I let go of the life I had built on my own understanding.
I let go of what I thought I knew.
I let go of the identity I built that made me more comfortable.
And I let Him rearrange my entire life.
And the more I get to know Him, the more of my life I give to Him.
The more questions I ask, the more I surrender to Him.
The more I allow Him in, the more I see the truth.
So the woman writing this is not the same woman who rejected Him, yet the same woman who was knitted together in my mother’s womb and created by Him.
I’ve experienced feeling like a new creation through Christ, while also feeling as if I’ve simply returned to my most natural state - His.
It’s been a deep, profound journey and I know it’s only just begun.
I want to highlight 3 things that have been absolutely essential (and still are) in my journey:
- I was open
Because the world was cray cray, I was already having an experience of things I believed being turned on their head. I didn’t set out on some quest to discover the truth and feel more comfortable in my faith. My quest was a result of watching what the pandemic was doing to people collectively and personally. And because I was seeing a lot of insanity play out that I KNEW with every fiber of my being was not right, it naturally led to a curiosity of what else?
BUT… one doesn’t automatically lead to the other because there are a ton of people I know who see through a lot of the craziness in our world from the past 2 years, but still won’t allow Jesus in. They cling to their tools, healers, and brain based idea of what this energy is that’s floating around in the universe. It takes a level of humbleness that literally drops you to your knees to be open to Jesus. It’s a heart move of the Holy Spirit and I was open and willing.
I remain open to how He wants to use my life for His purposes. But honestly - the hardest part of it all is the level of humbleness it requires. Being open isn’t just saying “okay let’s see.” It’s also saying, “If you show me, I’m willing to admit I was wrong, I’m willing to allow You to lead my life, and I’m willing to change everything.” Yowzahs. - I asked questions
Both from a skeptical place and from a seeking to learn more place. And because I allowed myself to ask the hard questions, I received answers. And with those answers came more and more understanding of this God that always seemed vengeful, egotistical, and out of style. But the more questions I asked, the more I had no choice but to admit I had been wrong or lacked understanding for years.
God has met me in every place of unbelief I’ve had and because I’m the type who has so many questions, it’s prepared me to create things like The Well. The questions are endless. But so are the answers.

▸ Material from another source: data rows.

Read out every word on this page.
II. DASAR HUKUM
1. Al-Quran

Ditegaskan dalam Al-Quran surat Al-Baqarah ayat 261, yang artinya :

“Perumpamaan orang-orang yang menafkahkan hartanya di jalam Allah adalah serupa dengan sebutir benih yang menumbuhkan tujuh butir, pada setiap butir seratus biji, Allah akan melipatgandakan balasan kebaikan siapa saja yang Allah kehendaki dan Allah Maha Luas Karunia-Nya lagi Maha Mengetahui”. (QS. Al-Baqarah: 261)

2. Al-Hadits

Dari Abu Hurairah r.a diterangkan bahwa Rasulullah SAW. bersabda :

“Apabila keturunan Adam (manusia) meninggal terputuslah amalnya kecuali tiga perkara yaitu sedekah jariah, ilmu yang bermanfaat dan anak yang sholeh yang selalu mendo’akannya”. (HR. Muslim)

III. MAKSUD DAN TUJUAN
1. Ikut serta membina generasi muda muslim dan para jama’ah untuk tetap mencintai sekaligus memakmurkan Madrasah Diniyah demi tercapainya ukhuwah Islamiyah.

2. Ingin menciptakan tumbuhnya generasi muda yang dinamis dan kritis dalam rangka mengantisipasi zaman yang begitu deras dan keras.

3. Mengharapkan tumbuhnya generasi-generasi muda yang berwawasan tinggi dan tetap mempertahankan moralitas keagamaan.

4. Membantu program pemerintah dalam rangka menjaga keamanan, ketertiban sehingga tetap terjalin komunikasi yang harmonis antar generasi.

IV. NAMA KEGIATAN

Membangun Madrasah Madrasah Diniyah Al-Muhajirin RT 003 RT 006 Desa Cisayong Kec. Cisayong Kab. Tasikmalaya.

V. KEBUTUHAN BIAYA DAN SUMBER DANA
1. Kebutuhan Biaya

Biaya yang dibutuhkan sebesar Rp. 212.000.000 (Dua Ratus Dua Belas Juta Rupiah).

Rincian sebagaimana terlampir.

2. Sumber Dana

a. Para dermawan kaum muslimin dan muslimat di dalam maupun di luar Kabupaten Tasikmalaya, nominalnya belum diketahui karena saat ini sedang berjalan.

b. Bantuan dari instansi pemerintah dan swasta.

It’s more than okay to ask questions. I’d argue it’s actually one of the most helpful ways to build faith and trust. - I got up close and personal
It’s easiest to attack something from the outside. With limited understanding, anything can be torn apart. My questions required me to get more intimate with the stories I had always heard and told myself, “I could never believe in a God that would do that.” The truth was I didn’t know that God who would do that, so I really had zero understanding of who God was.

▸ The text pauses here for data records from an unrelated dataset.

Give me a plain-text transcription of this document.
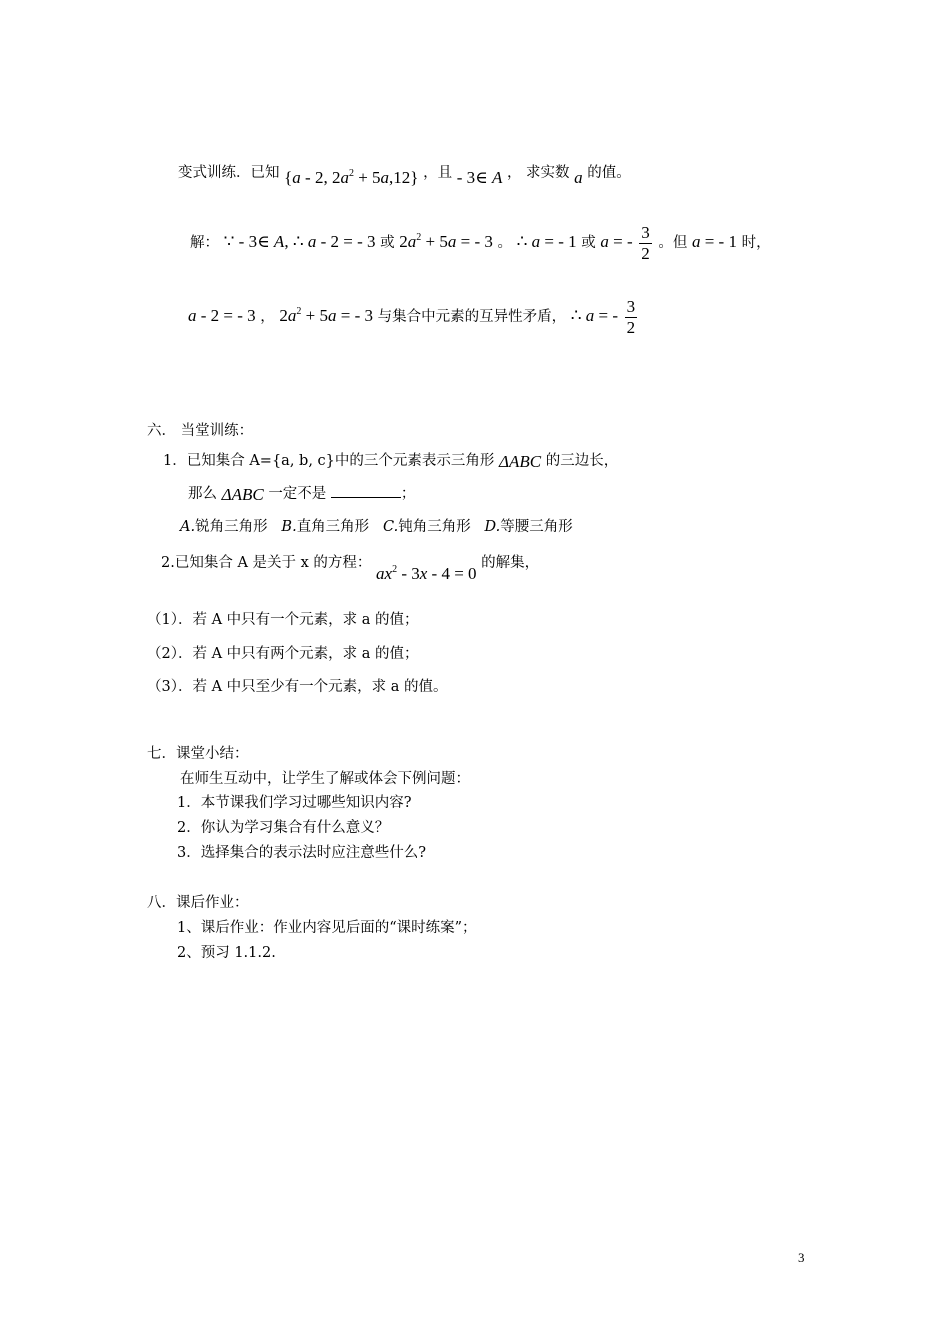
变式训练．已知 {a - 2, $2a^2 + 5a,12$} ，且 - 3∈ A ， 求实数 a 的值。
解： ∵ - 3∈ A, ∴ a - 2 = - 3 或 $2a^2 + 5a$ = - 3 。 ∴ a = - 1 或 a = - $\frac{3}{2}$ 。但 a = - 1 时，
a - 2 = - 3 ， $2a^2 + 5a$ = - 3 与集合中元素的互异性矛盾， ∴ a = - $\frac{3}{2}$
六． 当堂训练：
1．已知集合 A={a, b, c}中的三个元素表示三角形 ΔABC 的三边长，
那么 ΔABC 一定不是	；
A.锐角三角形 B.直角三角形 C.钝角三角形 D.等腰三角形
2.已知集合 A 是关于 x 的方程： $ax^2 - 3x - 4 = 0$ 的解集，
（1）．若 A 中只有一个元素，求 a 的值；
（2）．若 A 中只有两个元素，求 a 的值；
（3）．若 A 中只至少有一个元素，求 a 的值。
七．课堂小结：
在师生互动中，让学生了解或体会下例问题：
1．本节课我们学习过哪些知识内容?
2．你认为学习集合有什么意义？
3．选择集合的表示法时应注意些什么?
八．课后作业：
1、课后作业：作业内容见后面的“课时练案”；
2、预习 1.1.2.
3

And there comes a moment in our walk where we have a personal and intimate experience of God and His son. And only in that intimacy can we understand.
Just like any relationship, to really know someone, you have to get close to them. You have to communicate with them. You have to let them in. You have to create a personal relationship that’s just between the two of you. Keeping your distance only ensures you’ll continue to judge, have reasons to keep away, and always lack understanding.
Intimacy has never been easy for me. So naturally it was something I had to overcome in order to experience His presence and build a personal relationship with Him.
I hope hearing part of my story serves you in some way.
Whether you’re someone who’s known me a long time and confused by what the heck happened to me or you’re someone who’s wanting a deeper relationship with Jesus yourself.
I trust that my willingness to share is serving some purpose.
I’m simply a human, who’s been rocked by the power and presence of God.